4.8.4 A three-judge Bench of the Supreme Court has recently provided guidance on how the doctrine of proportionality can be applied in the death penalty context. The Court held:
In dealing with questions of proportionality of sentences, capital punishment is considered to be different in kind and degree from sentence of imprisonment. The result is that while there are several instances when capital punishment has been considered to be disproportionate to the offence committed, there are very few and rare cases of sentence of imprisonment being held disproportionate. Vikram Singh v. Union of India, Criminal Appeal No. 824 of 2013 (SC), dated 21 August, 2015, at para 49.
4.8.5 An accurate understanding and application of the theory of proportionality can be found in Bariyar, in which the Court provided a framework within which the sentencing exercise should be undertaken in a death penalty case. It said that the court should first compare the facts of the case before it with a "pool of equivalently circumstanced capital defendants." Santosh Kumar Satishbhushan Bariyar v. State of Maharashtra, (2009) 6 SCC 498, at para 131. The gravity and nature of the crime, as well as the motive of the offender may be considered in this analysis.
The aggravating and mitigating circumstances should then be identified. These should also be compared with a pool of comparable cases. This would ensure that the court considers similarly placed cases together, and the exercise would inform the court of how a similar case has been dealt with earlier. The Court opined that this exercise may point out excessiveness in sentencing, if any, and at the same time reduce arbitrariness to a certain extent.
It also advised that the exercise proposed by it should definitely be undertaken if the sentencing court opts to impose the death penalty on the convicted person. Importantly, the court also held that reasoning is the most important element to ensure "principled sentencing." Santosh Kumar Satishbhushan Bariyar v. State of Maharashtra, (2009) 6 SCC 498.
4.8.6 As mentioned earlier, the core focus of proportionality is censure. The communicative aspect of punishment is also an important consideration. The censure and communicative aspect are better achieved through life imprisonment, rather than by imposing the death penalty on the offender. Incarceration provides the offender the means to express remorse and communicates the society's disapproval for his/her actions.
The death penalty, on the other hand, undermines the communicative aspect of the punishment, since the offender's life is taken away.
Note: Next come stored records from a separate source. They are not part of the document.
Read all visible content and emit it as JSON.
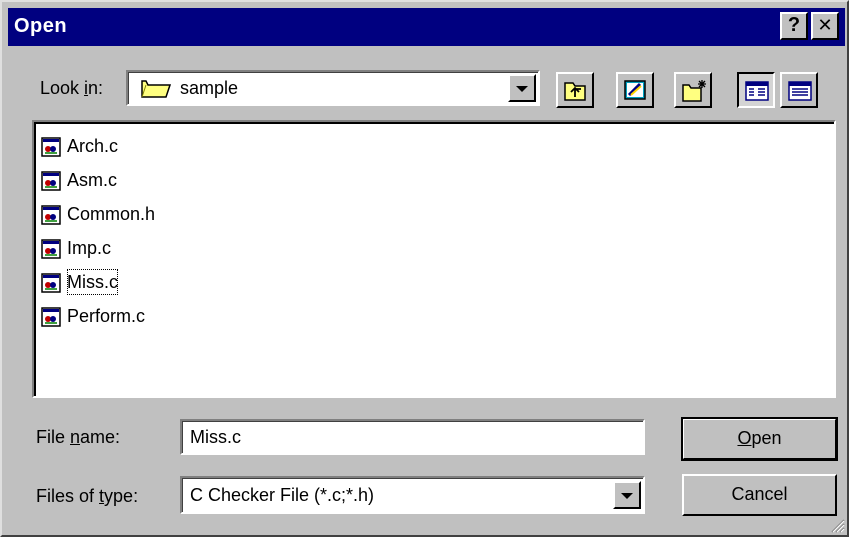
{
  "window": {
    "title": "Open",
    "help_label": "?",
    "close_label": "✕"
  },
  "lookin": {
    "label_pre": "Look ",
    "label_ul": "i",
    "label_post": "n:",
    "value": "sample"
  },
  "toolbar": {
    "buttons": [
      "up-one-level",
      "desktop",
      "create-new-folder",
      "list-view",
      "details-view"
    ],
    "active": "list-view"
  },
  "files": [
    {
      "name": "Arch.c"
    },
    {
      "name": "Asm.c"
    },
    {
      "name": "Common.h"
    },
    {
      "name": "Imp.c"
    },
    {
      "name": "Miss.c"
    },
    {
      "name": "Perform.c"
    }
  ],
  "focused_file": "Miss.c",
  "filename": {
    "label_pre": "File ",
    "label_ul": "n",
    "label_post": "ame:",
    "value": "Miss.c"
  },
  "filetype": {
    "label_pre": "Files of ",
    "label_ul": "t",
    "label_post": "ype:",
    "value": "C Checker File (*.c;*.h)"
  },
  "buttons": {
    "open_ul": "O",
    "open_rest": "pen",
    "cancel": "Cancel"
  }
}
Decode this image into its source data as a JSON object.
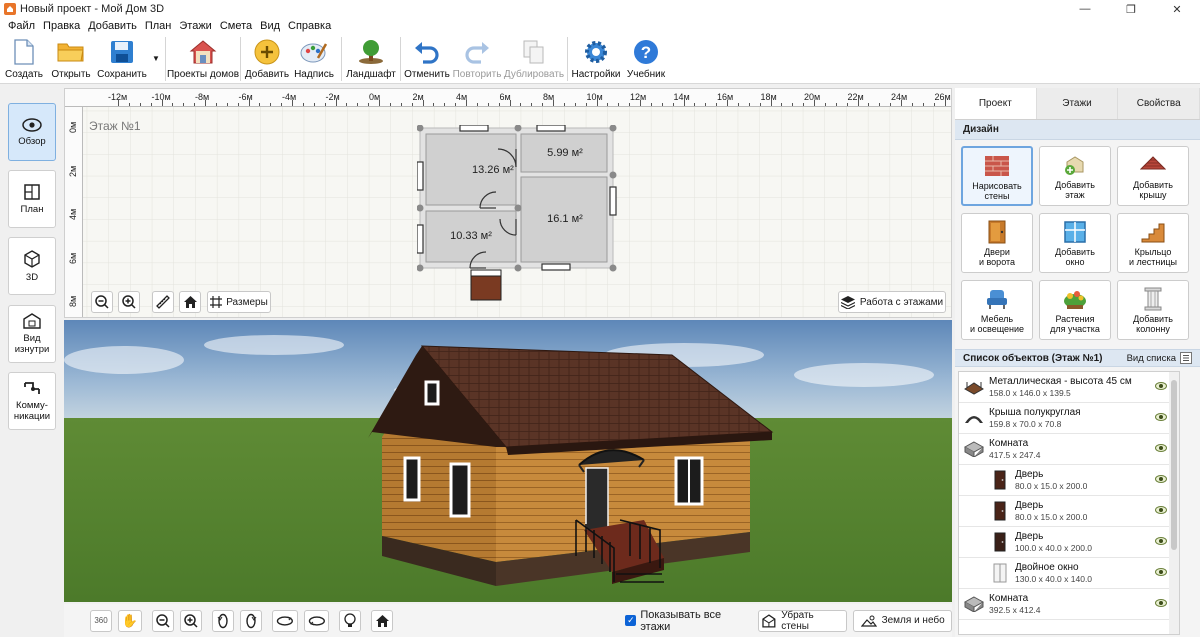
{
  "window": {
    "title": "Новый проект - Мой Дом 3D",
    "controls": [
      "minimize-icon",
      "restore-icon",
      "close-icon"
    ]
  },
  "menu": [
    "Файл",
    "Правка",
    "Добавить",
    "План",
    "Этажи",
    "Смета",
    "Вид",
    "Справка"
  ],
  "toolbar": {
    "create": "Создать",
    "open": "Открыть",
    "save": "Сохранить",
    "house_projects": "Проекты домов",
    "add": "Добавить",
    "caption": "Надпись",
    "landscape": "Ландшафт",
    "undo": "Отменить",
    "redo": "Повторить",
    "duplicate": "Дублировать",
    "settings": "Настройки",
    "tutorial": "Учебник"
  },
  "leftnav": {
    "overview": "Обзор",
    "plan": "План",
    "view3d": "3D",
    "inside_line1": "Вид",
    "inside_line2": "изнутри",
    "comm_line1": "Комму-",
    "comm_line2": "никации"
  },
  "plan": {
    "floor_label": "Этаж №1",
    "ruler_x": [
      "-12м",
      "-10м",
      "-8м",
      "-6м",
      "-4м",
      "-2м",
      "0м",
      "2м",
      "4м",
      "6м",
      "8м",
      "10м",
      "12м",
      "14м",
      "16м",
      "18м",
      "20м",
      "22м",
      "24м",
      "26м"
    ],
    "ruler_y": [
      "0м",
      "2м",
      "4м",
      "6м",
      "8м"
    ],
    "rooms": [
      {
        "area": "13.26 м²"
      },
      {
        "area": "5.99 м²"
      },
      {
        "area": "10.33 м²"
      },
      {
        "area": "16.1 м²"
      }
    ],
    "dimensions_button": "Размеры",
    "floors_button": "Работа с этажами"
  },
  "bottombar": {
    "show_all_floors": "Показывать все этажи",
    "show_all_floors_checked": true,
    "remove_walls": "Убрать стены",
    "earth_sky": "Земля и небо"
  },
  "rightpanel": {
    "tabs": [
      "Проект",
      "Этажи",
      "Свойства"
    ],
    "active_tab": "Проект",
    "design_header": "Дизайн",
    "design_buttons": [
      {
        "line1": "Нарисовать",
        "line2": "стены",
        "icon": "brick-wall-icon"
      },
      {
        "line1": "Добавить",
        "line2": "этаж",
        "icon": "add-floor-icon"
      },
      {
        "line1": "Добавить",
        "line2": "крышу",
        "icon": "roof-icon"
      },
      {
        "line1": "Двери",
        "line2": "и ворота",
        "icon": "door-icon"
      },
      {
        "line1": "Добавить",
        "line2": "окно",
        "icon": "window-icon"
      },
      {
        "line1": "Крыльцо",
        "line2": "и лестницы",
        "icon": "stairs-icon"
      },
      {
        "line1": "Мебель",
        "line2": "и освещение",
        "icon": "armchair-icon"
      },
      {
        "line1": "Растения",
        "line2": "для участка",
        "icon": "plant-icon"
      },
      {
        "line1": "Добавить",
        "line2": "колонну",
        "icon": "column-icon"
      }
    ],
    "objects_header": "Список объектов (Этаж №1)",
    "view_list": "Вид списка",
    "objects": [
      {
        "name": "Металлическая - высота 45 см",
        "dims": "158.0 x 146.0 x 139.5",
        "icon": "porch-icon",
        "child": false
      },
      {
        "name": "Крыша полукруглая",
        "dims": "159.8 x 70.0 x 70.8",
        "icon": "arch-roof-icon",
        "child": false
      },
      {
        "name": "Комната",
        "dims": "417.5 x 247.4",
        "icon": "room-icon",
        "child": false
      },
      {
        "name": "Дверь",
        "dims": "80.0 x 15.0 x 200.0",
        "icon": "door-icon",
        "child": true
      },
      {
        "name": "Дверь",
        "dims": "80.0 x 15.0 x 200.0",
        "icon": "door-icon",
        "child": true
      },
      {
        "name": "Дверь",
        "dims": "100.0 x 40.0 x 200.0",
        "icon": "door-icon",
        "child": true
      },
      {
        "name": "Двойное окно",
        "dims": "130.0 x 40.0 x 140.0",
        "icon": "double-window-icon",
        "child": true
      },
      {
        "name": "Комната",
        "dims": "392.5 x 412.4",
        "icon": "room-icon",
        "child": false
      }
    ]
  }
}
Hence, from this perspective, life imprisonment serves the proportionality goal more adequately than the death penalty.
4.8.7 The other communicative aspect of proportionality is the communication to society that the offender's actions are not acceptable. In this context, it is pertinent to note the "brutalization effect."359 Bowers and Pierce argue that when killings are carried out by a state, it undermines the communicative aspect by justifying what it seeks to condemn. It also devalues life in the eyes of the common person which further empowers offenders.360
359 William J. Bowers & Glenn L. Pierce, Deterrence or Brutalization: What Is the Effect of Executions?, 26 Crime & Delinq. 453 (1980); Joanna Shepherd, Capital Punishment's Differing Impacts among States, 104 Michigan Law Review (2005).